実施例4と同様にして、試料9の糊液をクラフト紙に26番のメイヤーバーで塗布し、クラフト紙を貼り合わせた。糊液の塗工面20mm×20mmとし、乾燥後、片方のクラフト紙の端に10gの重りをつけて水中に吊るし、T形剥離でクラフト紙が剥がれ落ちるまでの時間を測定した。
試料9は20分で剥がれ落ちた。架橋処理をしていない酸化アセチル化澱粉は耐水性がないことが判った。
実施例5において、架橋澱粉の代わりにタピオカ澱粉原料の酸化ヒドロキシプロピル化澱粉(ヒドロキシプロピル化置換度DS0.03、膨潤度10.0ml)で架橋処理をしないもの(以下、酸化ヒドロキシプロピル化澱粉という)を用いた以外は同様にして、キトサン2を0.8部、酸化ヒドロキシプロピル化澱粉を10.0部、アジピン酸を1.6部、イオン交換水87.6部の割合で均一に溶解し試料10(pH3.81、25℃、30rpmでの粘度8,820mPa・s)の糊液を得た。
実施例4と同様にして、試料10の糊液をクラフト紙に26番のメイヤーバーで塗布し、クラフト紙を貼り合わせた。糊液の塗工面20mm×20mmとし、乾燥後、片方のクラフト紙の端に10gの重りをつけて水中に吊るし、T形剥離でクラフト紙が剥がれ落ちるまでの時間を測定した。
試料10は14分で剥がれ落ちた。架橋処理をしていない酸化ヒドロキシプロピル化澱粉は耐水性がないことが判った。
試料7の糊液、及び、架橋澱粉2のみを試料7の糊液と同じ粘度に調整した糊液(固形分9.5%、pH6.16、25℃、30rpmでの粘度41,600mPa・s)(試料11)を裁断した紙管原紙に26番メイヤーバーを使用し塗工面が2cm×2cmとなるように塗工し、室温で8g/cm2の荷重をかけ10分間圧締し貼り合わせた。
試料7又は試料11を塗布し接着した紙管原紙を20℃、相対湿度65%で2日間養生し、引張り速度20mm/分にて引張り試験機(テンシロン)で引張せん断試験を行った。試料7は3検体の剥離強度平均値が31.3kgfで紙管原紙の材料破壊が起こっていた。試料11は3検体の剥離強度平均値が25.4kgfで紙管原紙の材料破壊が起こっていた。
キトサンを配合しない試料11は常態においてもキトサンを配合した試料7より接着力が劣ることが判った。
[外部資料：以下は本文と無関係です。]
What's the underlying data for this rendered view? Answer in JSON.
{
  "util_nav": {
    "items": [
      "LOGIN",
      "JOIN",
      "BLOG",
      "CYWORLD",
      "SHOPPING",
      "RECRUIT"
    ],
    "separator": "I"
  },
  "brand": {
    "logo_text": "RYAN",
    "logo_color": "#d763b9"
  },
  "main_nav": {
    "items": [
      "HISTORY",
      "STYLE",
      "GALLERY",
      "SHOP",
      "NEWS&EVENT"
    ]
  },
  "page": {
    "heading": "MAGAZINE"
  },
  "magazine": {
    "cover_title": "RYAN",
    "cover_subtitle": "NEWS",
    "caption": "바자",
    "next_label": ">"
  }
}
試料7又は試料11を塗布し接着した紙管原紙を20℃、相対湿度65%で2日間養生した後、20℃水中に2時間浸漬後軽く水を拭き取った状態で、引張り速度20mm/分にて引張り試験機(テンシロン)で引張せん断試験を行った。試料7は3検体の剥離強度平均値が6.9kgfで紙管原紙の材料破壊が起こっていた。試料11は3検体の剥離強度平均値が1.4kgfで紙管原紙の材料破壊が起こらず剥がれた。
キトサンが配合された試料7の方が耐水接着力に優れていることが判った。
試料7又は試料11を塗布し接着した紙管原紙を20℃、相対湿度65%で2日間養生した後、20℃水中に4時間浸漬後軽く水を拭き取った状態で、引張り速度20mm/分にて引張り試験機(テンシロン)で引張せん断試験を行った。試料7は3検体の剥離強度平均値が5.2kgfで紙管原紙の材料破壊は起こっていなかったが毛羽立って剥がれた。試料11は3検体の剥離強度平均値が0.4kgfで紙管原紙の材料破壊や毛羽立ちが起こらず剥がれた。キトサンが配合された試料7の方が耐水接着力に優れていることが判った。
実施例10で用いた試料7と試料11の糊液をJIS A 6922に規定する方法で合板に塗布し綿布を貼り合せ、20℃、相対湿度65%で2日間養生し、引張り速度200mm/分にて引張り試験機(テンシロン)で180°剥離試験を行った。
試料7は2検体10測定値の剥離強度平均値が838gf/25mmであった。試料11は2検体10測定値の剥離強度平均値が497gf/25mmであった。
キトサンを配合しない試料11は常態においてもキトサンを配合した試料7より剥離強度(接着力)が劣ることが判った。
実施例10で用いた試料7と試料11の糊液をJIS A
6922に規定する方法で合板に塗布し綿布を貼り合せ、20℃、相対湿度65%で2日間養生しさらに20℃、相対湿度93%の状態で3日間放置後、引張り速度200mm/分にて引張り試験機(テンシロン)で180°剥離試験を行った。
試料7は2検体10測定値の剥離強度平均値が682gf/25mmであった。試料11は2検体10測定値の剥離強度平均値が433gf/25mmであった。
キトサンを配合した試料7は、キトサンを配合しない試料11より高湿度下における剥離強度(接着力)が優り、耐湿性があることが判った。
Claims (1)
- 架橋澱粉、キトサン及び酸性剤を含有することを特徴とする水性接着剤組成物であって、架橋澱粉を7〜10質量部、キトサンを0.5〜0.9質量部、及び酸性剤を0.5〜1.8質量部含有し、架橋澱粉、キトサン及び酸性剤の合計が8.0〜12.7質量部であることを特徴とする水性接着剤組成物。